J’ai de la cellulite, je fais avec

De son corps généreux, chaque mouvement est maîtrisé. «J’ai de la cellulite, je fais avec. Je ne sais pas dire non, mais je fais avec. Ce sont ces petits tracas du quotidien que je veux dédramatiser sur scène», raconte Eugénie, «J’ai besoin que les gens se sentent bien.» Et si on rit de la voir trébucher ou sangloter, ne nous y trompons pas: pour arriver à ce degré de légèreté et de simplicité apparente, il faut une rigueur au quotidien dont la danseuse ne manque pas. Maman d’un petit garçon d’un an, Eugénie est une sérieuse dans la vie. Ordrée, méticuleuse, limite control freak. Une organisation que l’arrivée de bébé a chamboulée.
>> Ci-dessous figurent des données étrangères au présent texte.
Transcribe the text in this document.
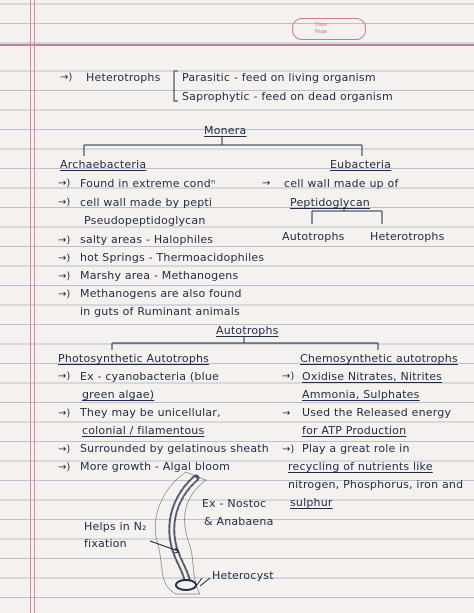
Date
Page
→) Heterotrophs Parasitic - feed on living organism
Saprophytic - feed on dead organism
Monera
Archaebacteria	Eubacteria
→) Found in extreme condⁿ	→ cell wall made up of
→) cell wall made by pepti	Peptidoglycan
Pseudopeptidoglycan
Autotrophs Heterotrophs
→) salty areas - Halophiles
→) hot Springs - Thermoacidophiles
→) Marshy area - Methanogens
→) Methanogens are also found
in guts of Ruminant animals
Autotrophs
Photosynthetic Autotrophs	Chemosynthetic autotrophs
→) Ex - cyanobacteria (blue	→) Oxidise Nitrates, Nitrites
green algae)	Ammonia, Sulphates
→) They may be unicellular,	→ Used the Released energy
colonial / filamentous	for ATP Production
→) Surrounded by gelatinous sheath →) Play a great role in
→) More growth - Algal bloom	recycling of nutrients like
nitrogen, Phosphorus, iron and
sulphur
Ex - Nostoc
& Anabaena
Helps in N₂
fixation
Heterocyst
«C’est une vraie bataille de monter un spectacle et d’être une jeune maman. Dans mon atelier zurichois, il y avait un coussin d’allaitement qui traînait et qui s’est retrouvé dans le spectacle. Il fallait bien que je trouve un moyen de concilier les deux tout en restant créative. C’est crevant, mais on s’organise.»
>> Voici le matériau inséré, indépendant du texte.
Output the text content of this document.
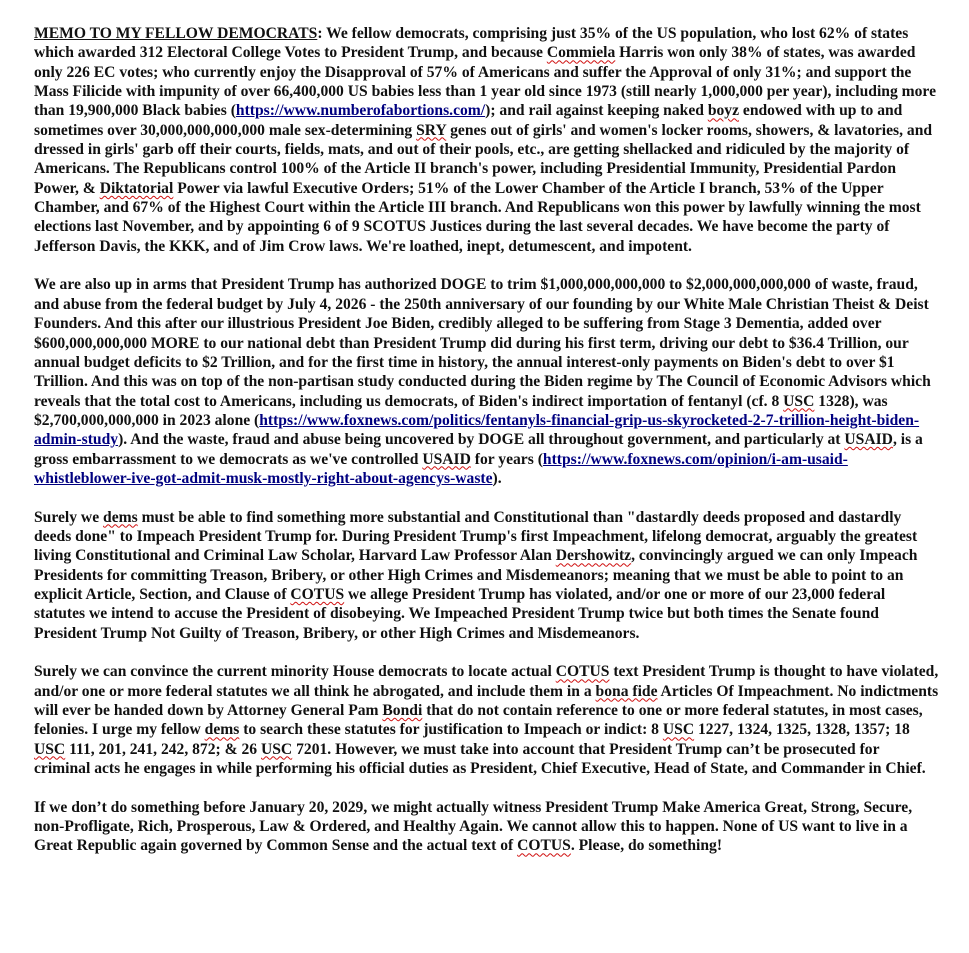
MEMO TO MY FELLOW DEMOCRATS: We fellow democrats, comprising just 35% of the US population, who lost 62% of states which awarded 312 Electoral College Votes to President Trump, and because Commiela Harris won only 38% of states, was awarded only 226 EC votes; who currently enjoy the Disapproval of 57% of Americans and suffer the Approval of only 31%; and support the Mass Filicide with impunity of over 66,400,000 US babies less than 1 year old since 1973 (still nearly 1,000,000 per year), including more than 19,900,000 Black babies (https://www.numberofabortions.com/); and rail against keeping naked boyz endowed with up to and sometimes over 30,000,000,000,000 male sex-determining SRY genes out of girls' and women's locker rooms, showers, & lavatories, and dressed in girls' garb off their courts, fields, mats, and out of their pools, etc., are getting shellacked and ridiculed by the majority of Americans. The Republicans control 100% of the Article II branch's power, including Presidential Immunity, Presidential Pardon Power, & Diktatorial Power via lawful Executive Orders; 51% of the Lower Chamber of the Article I branch, 53% of the Upper Chamber, and 67% of the Highest Court within the Article III branch. And Republicans won this power by lawfully winning the most elections last November, and by appointing 6 of 9 SCOTUS Justices during the last several decades. We have become the party of Jefferson Davis, the KKK, and of Jim Crow laws. We're loathed, inept, detumescent, and impotent.

We are also up in arms that President Trump has authorized DOGE to trim $1,000,000,000,000 to $2,000,000,000,000 of waste, fraud, and abuse from the federal budget by July 4, 2026 - the 250th anniversary of our founding by our White Male Christian Theist & Deist Founders. And this after our illustrious President Joe Biden, credibly alleged to be suffering from Stage 3 Dementia, added over $600,000,000,000 MORE to our national debt than President Trump did during his first term, driving our debt to $36.4 Trillion, our annual budget deficits to $2 Trillion, and for the first time in history, the annual interest-only payments on Biden's debt to over $1 Trillion. And this was on top of the non-partisan study conducted during the Biden regime by The Council of Economic Advisors which reveals that the total cost to Americans, including us democrats, of Biden's indirect importation of fentanyl (cf. 8 USC 1328), was $2,700,000,000,000 in 2023 alone (https://www.foxnews.com/politics/fentanyls-financial-grip-us-skyrocketed-2-7-trillion-height-biden-admin-study). And the waste, fraud and abuse being uncovered by DOGE all throughout government, and particularly at USAID, is a gross embarrassment to we democrats as we've controlled USAID for years (https://www.foxnews.com/opinion/i-am-usaid-whistleblower-ive-got-admit-musk-mostly-right-about-agencys-waste).

Surely we dems must be able to find something more substantial and Constitutional than "dastardly deeds proposed and dastardly deeds done" to Impeach President Trump for. During President Trump's first Impeachment, lifelong democrat, arguably the greatest living Constitutional and Criminal Law Scholar, Harvard Law Professor Alan Dershowitz, convincingly argued we can only Impeach Presidents for committing Treason, Bribery, or other High Crimes and Misdemeanors; meaning that we must be able to point to an explicit Article, Section, and Clause of COTUS we allege President Trump has violated, and/or one or more of our 23,000 federal statutes we intend to accuse the President of disobeying. We Impeached President Trump twice but both times the Senate found President Trump Not Guilty of Treason, Bribery, or other High Crimes and Misdemeanors.

Surely we can convince the current minority House democrats to locate actual COTUS text President Trump is thought to have violated, and/or one or more federal statutes we all think he abrogated, and include them in a bona fide Articles Of Impeachment. No indictments will ever be handed down by Attorney General Pam Bondi that do not contain reference to one or more federal statutes, in most cases, felonies. I urge my fellow dems to search these statutes for justification to Impeach or indict: 8 USC 1227, 1324, 1325, 1328, 1357; 18 USC 111, 201, 241, 242, 872; & 26 USC 7201. However, we must take into account that President Trump can’t be prosecuted for criminal acts he engages in while performing his official duties as President, Chief Executive, Head of State, and Commander in Chief.

If we don’t do something before January 20, 2029, we might actually witness President Trump Make America Great, Strong, Secure, non-Profligate, Rich, Prosperous, Law & Ordered, and Healthy Again. We cannot allow this to happen. None of US want to live in a Great Republic again governed by Common Sense and the actual text of COTUS. Please, do something!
Une gestion en autarcie de sa petite entreprise qui la pose en décalage avec son entourage, parfois. «Je n’ai jamais passé d’entretien d’embauche et je ne connais pas le temps partiel. Je n’ai pas de stabilité matérielle ou financière, mais ce que je fais est précieux. J’ai tellement donné que je ne vais pas lâcher.» Et on la croit. Dix-sept heures et des poussières, le thé est froid. Eugénie la méticuleuse s’inquiète, elle ne veut pas être en retard au théâtre.

Son actu

Son spectacle «Bienvenue», qu'elle propose à la Grange de Dorigny à Lausanne les 19, 23, 24 et 25 novembre, puis en tournée à Delémont, Neuchâtel et Fribourg, entre autres.

Ce qui la dope

«Je suis une grande fan des comédies romantiques. Ca me fait un bien fou d'en regarder.»

Son don inattendu

«L'organisation. A tel point que mes copines me disent souvent que je devrais en faire mon métier.»

Sur sa shamelist

«Ce qui est le plus embarrassant pour moi, c'est quand je m'excuse trop et que je me gêne de ce que je suis. C'est totalement stupide.»